Habituellement les mères qui ont mis au monde des tueurs sont des figures fantomatiques écrasées par le poids de la honte qui, au prix d'atroces souffrances morales, meurent en silence, et cela bien avant leur trépas. Que Monique Lépine ait choisi la parole plutôt que le silence, acceptant par le fait même de s'exposer au feu brûlant des projecteurs, force l'admiration.

D'un côté donc, j'apprécie son courage. J'apprécie aussi son côté rebelle. Voilà une femme qui, de toute évidence, refuse avec l'énergie du désespoir d'être uniquement perçue comme la mère d'un tueur. Voilà une femme qui veut reprendre possession de sa vie.

Ce que j'apprécie moins par contre, c'est le nombrilisme, voire le narcissisme d'une femme qui, pendant les 140 premières pages d'un livre de 270 pages, ne parle pratiquement que d'elle, encore et toujours elle. Tant et si bien qu'on passe la moitié du livre à chercher Marc Lépine et à ne trouver qu'une mère dont l'égoïsme exacerbé nie à nouveau l'existence de celui qui a souffert de son manque d'intérêt et d'attention jusqu'à la folie.
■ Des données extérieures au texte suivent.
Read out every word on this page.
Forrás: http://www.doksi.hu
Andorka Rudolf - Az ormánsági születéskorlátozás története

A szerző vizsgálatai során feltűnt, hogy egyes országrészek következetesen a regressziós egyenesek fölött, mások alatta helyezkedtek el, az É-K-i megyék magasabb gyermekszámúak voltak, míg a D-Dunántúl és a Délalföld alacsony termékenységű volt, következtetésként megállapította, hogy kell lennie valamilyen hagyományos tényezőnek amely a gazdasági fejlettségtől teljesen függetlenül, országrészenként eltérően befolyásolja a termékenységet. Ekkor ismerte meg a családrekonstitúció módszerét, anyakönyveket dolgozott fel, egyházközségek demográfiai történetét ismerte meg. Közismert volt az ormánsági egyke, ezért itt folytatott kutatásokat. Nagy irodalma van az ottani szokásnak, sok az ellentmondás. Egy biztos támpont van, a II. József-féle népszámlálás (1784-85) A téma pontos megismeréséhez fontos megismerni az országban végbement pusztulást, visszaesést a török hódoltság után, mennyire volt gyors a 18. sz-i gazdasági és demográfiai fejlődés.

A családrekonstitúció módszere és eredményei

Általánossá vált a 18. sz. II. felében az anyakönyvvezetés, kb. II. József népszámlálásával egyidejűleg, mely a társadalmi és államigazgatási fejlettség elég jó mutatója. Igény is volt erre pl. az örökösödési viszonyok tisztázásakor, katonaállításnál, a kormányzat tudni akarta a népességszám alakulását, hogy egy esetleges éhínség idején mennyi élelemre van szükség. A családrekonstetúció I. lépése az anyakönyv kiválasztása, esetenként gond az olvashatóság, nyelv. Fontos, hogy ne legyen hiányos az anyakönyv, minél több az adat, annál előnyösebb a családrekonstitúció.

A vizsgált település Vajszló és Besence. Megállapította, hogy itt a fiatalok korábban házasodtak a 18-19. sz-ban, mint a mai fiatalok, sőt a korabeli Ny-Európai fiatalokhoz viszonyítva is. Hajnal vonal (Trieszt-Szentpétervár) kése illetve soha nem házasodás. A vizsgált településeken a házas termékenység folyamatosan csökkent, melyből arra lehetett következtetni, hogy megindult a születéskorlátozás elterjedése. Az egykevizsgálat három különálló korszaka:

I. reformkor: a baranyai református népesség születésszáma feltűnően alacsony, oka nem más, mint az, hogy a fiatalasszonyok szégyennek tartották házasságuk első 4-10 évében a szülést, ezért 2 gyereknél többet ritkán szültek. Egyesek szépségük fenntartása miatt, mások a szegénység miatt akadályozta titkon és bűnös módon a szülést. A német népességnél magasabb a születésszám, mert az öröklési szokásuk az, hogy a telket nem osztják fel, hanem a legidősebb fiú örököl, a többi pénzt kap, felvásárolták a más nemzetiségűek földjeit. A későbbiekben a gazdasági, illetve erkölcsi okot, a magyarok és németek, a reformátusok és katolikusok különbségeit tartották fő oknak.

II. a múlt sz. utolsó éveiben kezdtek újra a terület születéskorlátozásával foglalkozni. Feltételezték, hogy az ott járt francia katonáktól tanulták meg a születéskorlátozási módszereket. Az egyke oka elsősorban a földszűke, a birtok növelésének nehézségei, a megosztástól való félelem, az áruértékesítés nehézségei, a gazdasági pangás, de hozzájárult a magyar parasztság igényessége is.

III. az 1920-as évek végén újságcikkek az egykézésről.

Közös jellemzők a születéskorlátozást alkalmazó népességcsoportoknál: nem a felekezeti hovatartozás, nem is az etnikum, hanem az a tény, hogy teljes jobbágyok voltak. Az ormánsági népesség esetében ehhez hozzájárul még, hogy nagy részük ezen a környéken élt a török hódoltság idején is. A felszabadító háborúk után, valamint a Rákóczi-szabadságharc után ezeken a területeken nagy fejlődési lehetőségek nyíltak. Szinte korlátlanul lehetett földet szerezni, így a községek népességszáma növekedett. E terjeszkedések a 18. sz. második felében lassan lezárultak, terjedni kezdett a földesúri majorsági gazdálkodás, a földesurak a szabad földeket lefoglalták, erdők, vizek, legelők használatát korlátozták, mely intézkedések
En même temps, et il faut lui accorder ce mérite-là, Monique Lépine n'essaie pas de se faire passer pour la bonne mère qu'elle n'a pas été. Elle avoue sans ambages qu'elle n'a pas été une mère aimante et à l'écoute de ses enfants. La plupart du temps, elle les a abandonnés à des gardiennes, faisant passer son travail, ses amants, son besoin de liberté, ses problèmes personnels avant l'équilibre affectif de ses petits.

Le moins que l'on puisse dire, c'est que Monique Lépine ne manque pas de franchise. Reste qu'au plan purement factuel, elle ne nous apprend rien que nous n'ayons lu dans les journaux dans les jours qui ont suivi la tragédie. À cet égard, le dossier de son divorce avec Rachid Gharbi, rendu accessible en 1976, est une aussi bonne mine de renseignements que le livre.

Depuis son mauvais départ dans la vie sous l'emprise d'un père violent et misogyne qui a battu femme et enfants avant d'abandonner sa famille, en passant par la nature asociale du tueur, ses complexes, son acné chronique, ses rapports difficiles avec les filles, son délire de grandeur, tout ce que Monique Lépine raconte au sujet de Gamil Gharbi qui, à 14 ans, est devenu à sa demande, Marc Lépine, était consigné dans le dossier du divorce.

Une seule exception au tableau: ce soir d'été à Pierrefonds où, après une querelle avec Nadia, la soeur aînée qui l'abreuvait de sarcasmes, Marc Lépine a creusé dans le jardin, au clair de lune, un trou de la taille d'une tombe pour y enterrer sa soeur, allant jusqu'à confectionner une pierre tombale avec le nom et la photo de la gamine.

En découvrant son fils recueilli devant cette tombe, Monique Lépine y a vu un geste de mauvais goût plutôt que de pure folie. Mais en repensant à cette scène et à d'autres événements isolés, elle émet l'hypothèse la plus intéressante du livre. À savoir qu'en tuant les 14 étudiantes de Polytechnique, Marc Lépine ne visait pas les féministes ni ces jeunes femmes à qui l'avenir souriait, mais plutôt sa mère et sa soeur. N'ayant pas le courage de s'attaquer à celles qu'il estimait être la source de son malheur, Lépine aurait déversé son trop-plein de haine sur de pures étrangères.

C'est une hypothèse des plus plausibles qui confirme une fois de plus que la misogynie de Marc Lépine tirait sa source d'une dysfonction intime et familiale et non d'une idéologie politique.

En d'autres mots, si Lépine a cherché à punir quelqu'un d'autre que lui-même ce funeste 6 décembre 1989, ce n'était pas les féministes, mais bien sa mère et à des degrés divers, sa soeur Nadia, deux femmes trop absorbées par elles-mêmes pour voir grandir le monstre dans leur maison.

Mais l'heure n'est plus aux jugements. S'il y a une chose que nous apprend le livre de Monique Lépine, c'est que la détresse psychologique d'un enfant ne fait pas toujours beaucoup de bruit. Mais pas entendue, pas reconnue et pas soignée, cette détresse devient une maladie qui fait de terribles dégâts et détruit des vies.